| USS DOLPHIN Departing Honolulu, May 11 , 1826- Oil on canvas; 50"x36"
The painting shows Honolulu Harbor as it appeared in 1826 with the USS DOLPHIN setting sail under Captain Mad Jack Percival. The Dolphin was an 88 foot, 12 gun schooner and the first U.S. Navy ship to visit the Hawaiian Islands.
She had been sent to the South Pacific to bring mutineers of a whaling ship to justice. After securing these mutineers, she put into Honolulu for a refit and rest and recreation for the crew. At this time the dowager Queen Kaahumanhu ruled the islands. The Queen had come under the influence of the missionary, Hiram Bingham, and together they had established a theocracy under the ten commandments. This was very bad news for the freebooting whalers in port and especially so for the crew of the Dolphin. For the missionaries had persuaded Queen Kaahumanhu to ban the practice of allowing Hawaiian girls to swim out to foreign ships. After several weeks in port, Percivals crew were ready to join the whalers in a riot. They formed a mob and went after Hiram Bingham, who ran for his life and barely escaped . "Mad Jack" quelled the riot using his whalebone cane on his own men and putting several in irons.

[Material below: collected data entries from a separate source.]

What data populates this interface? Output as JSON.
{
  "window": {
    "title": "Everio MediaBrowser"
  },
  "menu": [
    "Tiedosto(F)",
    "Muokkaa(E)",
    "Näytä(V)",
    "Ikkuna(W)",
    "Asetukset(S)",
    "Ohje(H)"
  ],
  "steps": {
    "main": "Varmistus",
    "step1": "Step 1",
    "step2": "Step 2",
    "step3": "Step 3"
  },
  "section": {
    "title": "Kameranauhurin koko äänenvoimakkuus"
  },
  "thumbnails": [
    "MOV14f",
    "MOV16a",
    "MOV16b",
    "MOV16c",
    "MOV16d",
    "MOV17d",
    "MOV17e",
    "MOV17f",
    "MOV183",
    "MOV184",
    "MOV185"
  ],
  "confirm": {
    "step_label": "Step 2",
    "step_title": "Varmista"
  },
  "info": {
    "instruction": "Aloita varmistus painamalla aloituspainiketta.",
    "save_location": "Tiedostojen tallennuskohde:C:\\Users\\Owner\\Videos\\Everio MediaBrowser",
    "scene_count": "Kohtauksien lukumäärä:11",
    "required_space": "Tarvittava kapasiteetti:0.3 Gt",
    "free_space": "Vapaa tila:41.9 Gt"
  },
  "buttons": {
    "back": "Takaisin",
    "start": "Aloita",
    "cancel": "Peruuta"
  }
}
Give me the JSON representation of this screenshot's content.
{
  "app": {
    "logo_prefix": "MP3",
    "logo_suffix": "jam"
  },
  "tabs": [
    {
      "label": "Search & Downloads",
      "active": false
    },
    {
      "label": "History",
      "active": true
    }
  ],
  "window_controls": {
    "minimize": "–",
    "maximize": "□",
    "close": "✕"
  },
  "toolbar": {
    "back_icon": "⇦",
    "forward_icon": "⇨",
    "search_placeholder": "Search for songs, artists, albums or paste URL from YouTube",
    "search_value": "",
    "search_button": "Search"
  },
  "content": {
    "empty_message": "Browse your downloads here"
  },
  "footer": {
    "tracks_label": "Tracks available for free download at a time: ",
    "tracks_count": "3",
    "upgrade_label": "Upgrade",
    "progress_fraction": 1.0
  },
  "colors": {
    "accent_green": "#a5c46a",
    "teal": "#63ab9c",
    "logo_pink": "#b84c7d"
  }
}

All this was too much for Queen Kaahumanhu; she relented and allowed the women to go their own way
. In the painting ,the USS Dolphin is getting underway. She is being given an assistance in the light airs by a tow from a double canoe so as to more easily pass through the channel through the reef. At this time the Dolphin is beginning her salute to the Fort while at her stern many wahines are waving farewell to the sailors of the Dolphin. Honolulu at this time was far more arid than at the present time. Blinding dust storms were not uncommon with the winds that swept down from the "Punch Bowl" behind the fort.